Nunmehr mußte der Kommandant allmählich damit rechnen,
daß die Tätigkeit der "Emden" im Golf von Bengalen ruchbar
geworden war und daß man ihm auf den Fersen sein würde. Es wurde
Kurs nach der Ostküste Vorderindiens genommen, um auf dem belebten
Dampferwege Madras - Kalkutta neue Beute zu suchen. Am 14.

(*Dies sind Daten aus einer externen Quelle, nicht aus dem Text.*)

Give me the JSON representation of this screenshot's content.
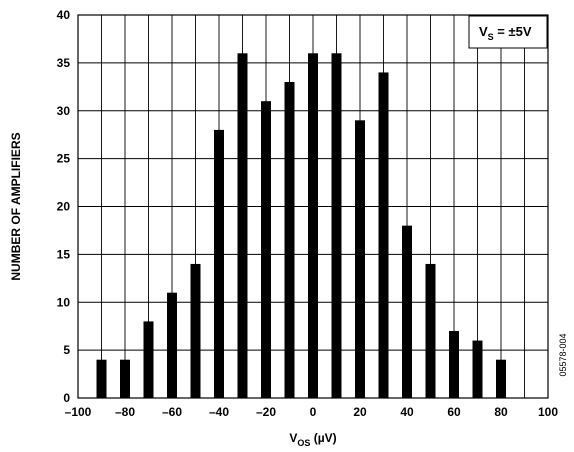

September kaperte "Emden" den englischen Dampfer "Trabboch" und versenkte
ihn, nachdem die Besatzung auf "Kabinga" übergeschifft worden war. Der
"Lumpensammler" mit seiner bunt durcheinandergewürfelten Besatzung
wurde darauf entlassen. Auf östlichem Kurse weitersteuernd, stieß
"Emden" bald auf den Dampfer "Clan Matheson", der ebenfalls eine besonders
wertvolle Ladung trug und samt dieser versenkt wurde. Der Kreuzer nahm Kurs
auf den Golf von Martapan und benutzte die günstige Witterung am 16.

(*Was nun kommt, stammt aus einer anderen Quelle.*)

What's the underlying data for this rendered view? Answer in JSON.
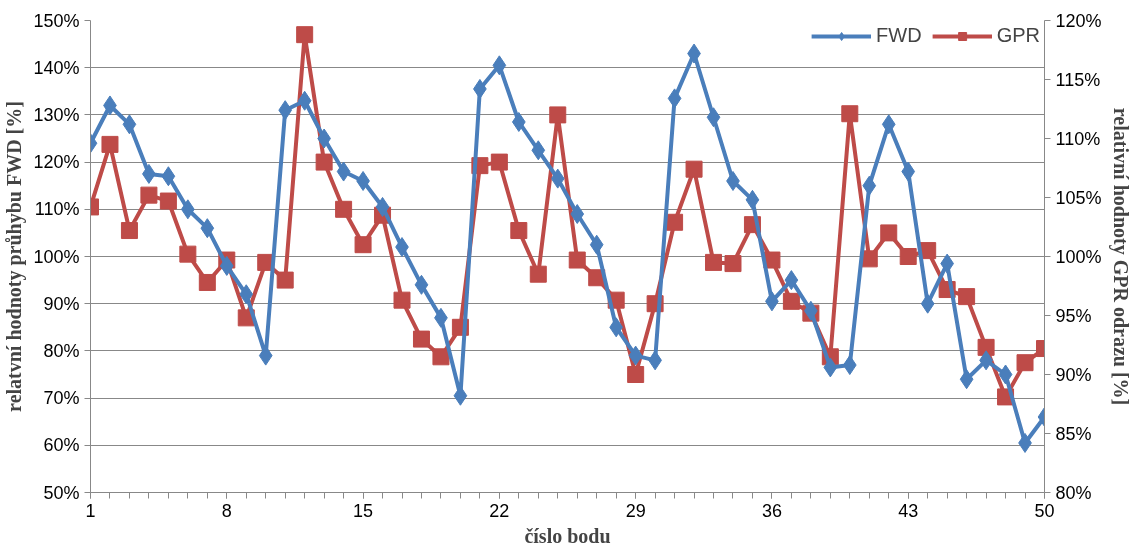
{
  "chart_data": {
    "type": "line",
    "xlabel": "číslo bodu",
    "ylabel": "relatvní hodnoty průhybu FWD [%]",
    "y2label": "relativní hodnoty GPR odrazu [%]",
    "x": [
      1,
      2,
      3,
      4,
      5,
      6,
      7,
      8,
      9,
      10,
      11,
      12,
      13,
      14,
      15,
      16,
      17,
      18,
      19,
      20,
      21,
      22,
      23,
      24,
      25,
      26,
      27,
      28,
      29,
      30,
      31,
      32,
      33,
      34,
      35,
      36,
      37,
      38,
      39,
      40,
      41,
      42,
      43,
      44,
      45,
      46,
      47,
      48,
      49,
      50
    ],
    "series": [
      {
        "name": "FWD",
        "color": "#4a7ebb",
        "marker": "diamond",
        "values": [
          124,
          132,
          128,
          117.5,
          117,
          110,
          106,
          98,
          92,
          79,
          131,
          133,
          125,
          118,
          116,
          110.5,
          102,
          94,
          87,
          70.5,
          135.5,
          140.5,
          128.5,
          122.5,
          116.5,
          109,
          102.5,
          85,
          79,
          78,
          133.5,
          143,
          129.5,
          116,
          112,
          90.5,
          95,
          88.5,
          76.5,
          77,
          115,
          128,
          118,
          90,
          98.5,
          74,
          78,
          75,
          60.5,
          66
        ]
      },
      {
        "name": "GPR",
        "color": "#be4b48",
        "marker": "square",
        "axis": "y2",
        "values": [
          104.2,
          109.5,
          102.2,
          105.2,
          104.7,
          100.2,
          97.8,
          99.7,
          94.8,
          99.5,
          98,
          118.8,
          108,
          104,
          101,
          103.5,
          96.3,
          93,
          91.5,
          94,
          107.7,
          108,
          102.2,
          98.5,
          112,
          99.7,
          98.2,
          96.3,
          90,
          96,
          102.9,
          107.4,
          99.5,
          99.4,
          102.7,
          99.7,
          96.2,
          95.2,
          91.5,
          112.1,
          99.8,
          102,
          100,
          100.5,
          97.2,
          96.6,
          92.3,
          88.1,
          91,
          92.2
        ]
      }
    ],
    "xlim": [
      1,
      50
    ],
    "xticks": [
      1,
      8,
      15,
      22,
      29,
      36,
      43,
      50
    ],
    "ylim": [
      50,
      150
    ],
    "yticks": [
      {
        "value": 50,
        "label": "50%"
      },
      {
        "value": 60,
        "label": "60%"
      },
      {
        "value": 70,
        "label": "70%"
      },
      {
        "value": 80,
        "label": "80%"
      },
      {
        "value": 90,
        "label": "90%"
      },
      {
        "value": 100,
        "label": "100%"
      },
      {
        "value": 110,
        "label": "110%"
      },
      {
        "value": 120,
        "label": "120%"
      },
      {
        "value": 130,
        "label": "130%"
      },
      {
        "value": 140,
        "label": "140%"
      },
      {
        "value": 150,
        "label": "150%"
      }
    ],
    "y2lim": [
      80,
      120
    ],
    "y2ticks": [
      {
        "value": 80,
        "label": "80%"
      },
      {
        "value": 85,
        "label": "85%"
      },
      {
        "value": 90,
        "label": "90%"
      },
      {
        "value": 95,
        "label": "95%"
      },
      {
        "value": 100,
        "label": "100%"
      },
      {
        "value": 105,
        "label": "105%"
      },
      {
        "value": 110,
        "label": "110%"
      },
      {
        "value": 115,
        "label": "115%"
      },
      {
        "value": 120,
        "label": "120%"
      }
    ],
    "grid": "y",
    "legend": "top right",
    "line_style": "solid"
  }
}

September, um bei spiegelglatter See aus "Pontoporos" Kohlen zu nehmen. Der
griechische Dampfer wurde darauf unter Führung des Ersten Offiziers der
"Markomannia" nach einem Treffpunkt bei der Insel Simaloer entlassen. Am
folgenden Tage wurden Funkenzeichen wahrgenommen, die auf Anwesenheit des
englischen Panzerkreuzers "Hampshire" schließen ließen. Der
Kommandant hielt es daher für ratsam, das Operationsgebiet wieder zu
wechseln und einen Vorstoß gegen Madras an der Ostküste
Vorderindiens zu machen, um die dortigen Öltankanlagen zu
beschießen. Am 19. September wurden auf See aus dem Dampfer
"Markomannia" 300 Tonnen Kohlen genommen und in der Nacht der
Präparis-Südkanal passiert. Am Abend des 22. September wurde
"Markomannia" vorübergehend entlassen. Um 8 Uhr abends stieß
Kapitän v. Müller mit hoher [310] Fahrt gegen Madras
vor und erschien plötzlich überraschend vor dem ahnungslosen
indischen Ort. Die mächtigen Öltanks mit ihrem wertvollen Inhalt
wurden unter verheerendes Feuer genommen und in Brand geschossen. Einige
Granaten schlugen auch binnenlands ein und verursachten geringfügigen
Schaden, was nicht zu vermeiden war. Ebenso schnell, wie er gekommen,
verschwand der Kreuzer wieder in die dunkle Nacht, wobei der Feuerschein der
brennenden Öltanks noch auf über 50 Seemeilen deutlich zu
erkennen war.
Am 23. September traf "Emden" mit "Markomannia" wieder zusammen und kurz
entschlossen wurde nunmehr das Feld der Tätigkeit in den westlichen Teil
des Indischen Ozeans verlegt.
Am 24. September zeigte der Empfangsapparat der Funkentelegraphie auf
"Emden" die nähere oder weitere Anwesenheit des japanischen Kreuzers
"Tschikuma" an, der sich auf dem Wege von Colombo nach Madras befand. Am
25. September wurde der englische Dampfer "King Lud" angehalten und versenkt.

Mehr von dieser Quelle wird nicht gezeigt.